Diagnosed with coeliac disease or eating wheat doesn’t make you feel good? The ‘experts’, those who have walked the same road, share their secrets of living a gluten-free life.
Wheat and other gluten-containing grains form a huge part of our modern diet. Excluding these foods may be challenging and you can often feel isolated at first. To make the transition to a gluten-free diet easier I’ve gathered together some wisdom from clients and others who live a happy and healthy life without these problematic grains.
Dealing with intolerance grief
Before reading the tips, check in with yourself.
Feeling rebellious, bargaining with yourself about what you can eat, or feel despair about it all?
If your intolerance or allergy is newly diagnosed, read this observational article about some common emotional reactions to this kind of diagnosis.
Top tips from others who can’t eat wheat or gluten
Need some help? Here are some tips I’ve gathered from working with gluten and wheat intolerant clients over the past couple of decades:
- Resist the urge to buy gluten-free junk food. Before your diet changed did you eat lots of cakes, biscuits, pastries, pies, bread and battered food? If you read this blog, I’m guessing probably not. So why feel ‘robbed’ of foods you didn’t really fancy anyway?
- Soy sauce is made from wheat. But tamari is gluten-free. It tastes the same (or better in my opinion). If you love sushi you might like to carry as small bottle of it with you.
- Some people with gluten sensitivity can eat oats, others can’t. It’s to do with the protein in oats called avenin. 1:5 coeliacs have an avenin intolerance, in the same way they react to gliadin in wheat. You won’t know until you try them. (More information available at Coeliac Australia)
- There are lots of enjoyable alternatives to bread, or even the overprices gluten-free loaves. Try arepas, dosa (this simplified Jamie Oliver recipe is great) or fresh 100% corn tortillas.
- Don’t always trust the “gluten-free” label. While Food Standards Australia New Zealand have a strict code concerning gluten-free labeling,; restaurant menus, markets and other food vendors slip under the radar . A common mistake is thinking spelt is gluten-free, when it’s actually a variety of wheat. While some chefs may be aware of naturally occurring gluten, you still need to check for gluten in pre-made foods such as processed meat, stock, vinegar, mustard and cornflour.

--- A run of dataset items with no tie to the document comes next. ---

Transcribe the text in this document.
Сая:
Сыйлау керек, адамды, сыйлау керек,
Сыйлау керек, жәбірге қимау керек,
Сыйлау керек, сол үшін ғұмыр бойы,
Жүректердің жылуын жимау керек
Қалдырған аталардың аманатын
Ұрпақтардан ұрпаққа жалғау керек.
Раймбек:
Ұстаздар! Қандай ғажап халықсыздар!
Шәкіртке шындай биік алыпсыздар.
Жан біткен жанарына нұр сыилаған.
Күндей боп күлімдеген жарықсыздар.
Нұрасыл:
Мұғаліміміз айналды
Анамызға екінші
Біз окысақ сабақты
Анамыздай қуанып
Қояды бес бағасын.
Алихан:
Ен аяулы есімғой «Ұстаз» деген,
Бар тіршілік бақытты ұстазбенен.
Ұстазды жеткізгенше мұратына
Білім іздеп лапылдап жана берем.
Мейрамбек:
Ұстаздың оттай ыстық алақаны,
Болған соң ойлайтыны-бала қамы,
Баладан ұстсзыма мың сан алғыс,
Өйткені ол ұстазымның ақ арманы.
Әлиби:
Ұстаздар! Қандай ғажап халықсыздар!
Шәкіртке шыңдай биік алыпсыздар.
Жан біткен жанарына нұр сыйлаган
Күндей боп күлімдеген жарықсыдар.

- Check your chips. Hot chips are fine when made from scratch but many eateries use frozen chips which can contain wheat dextrin. Cross contamination from cooking battered foods in the same deep fryer may also cause a problem.
- * You might have more than one food sensitivity. If all your symptoms don’t magically disappear on the new diet it’s possible you are not only gluten-sensitive but also reacting to another common food such as dairy or fructose.
- * Get out of the gluten-replacement mindset. Plan meals that don’t need gluten substitutes. There are so many tasty recipes using vegetables, beans, nuts, seeds, fish and/or meat that you won’t miss gluten.
- If your body can’t deal with gluten or wheat, you’ll never know how good you can feel until you give it up completely. Persevere with the transition, educate friends and family, and find local restaurants that understand how to avoid gluten.
Thanks for your comments, keep ’em coming. I’ve joined in the conversation (in italics).
“If you’re coeliac, watch out for gluten in spice mixes, tomato sauce, bbq sauce, some soymilk. Just read labels of everything!” K
Look for malt-free soy milk.
“Also for coeliacs, oats are harvested, processed with other grains so are not gluten free for coeliacs but you can get try gf oats from US but technically are supposed to do another biopsy to check you can consume them.” K
According to Coeliac Australia, our labeling laws prevent local manufacturers from calling oats gluten-free. The good news is that some local firms are selling oats free from cross-contamination. A bit of googling can save a lot of time and hopefully pain, if you’re one of the 4:5 coeliacs who can tolerate avenin.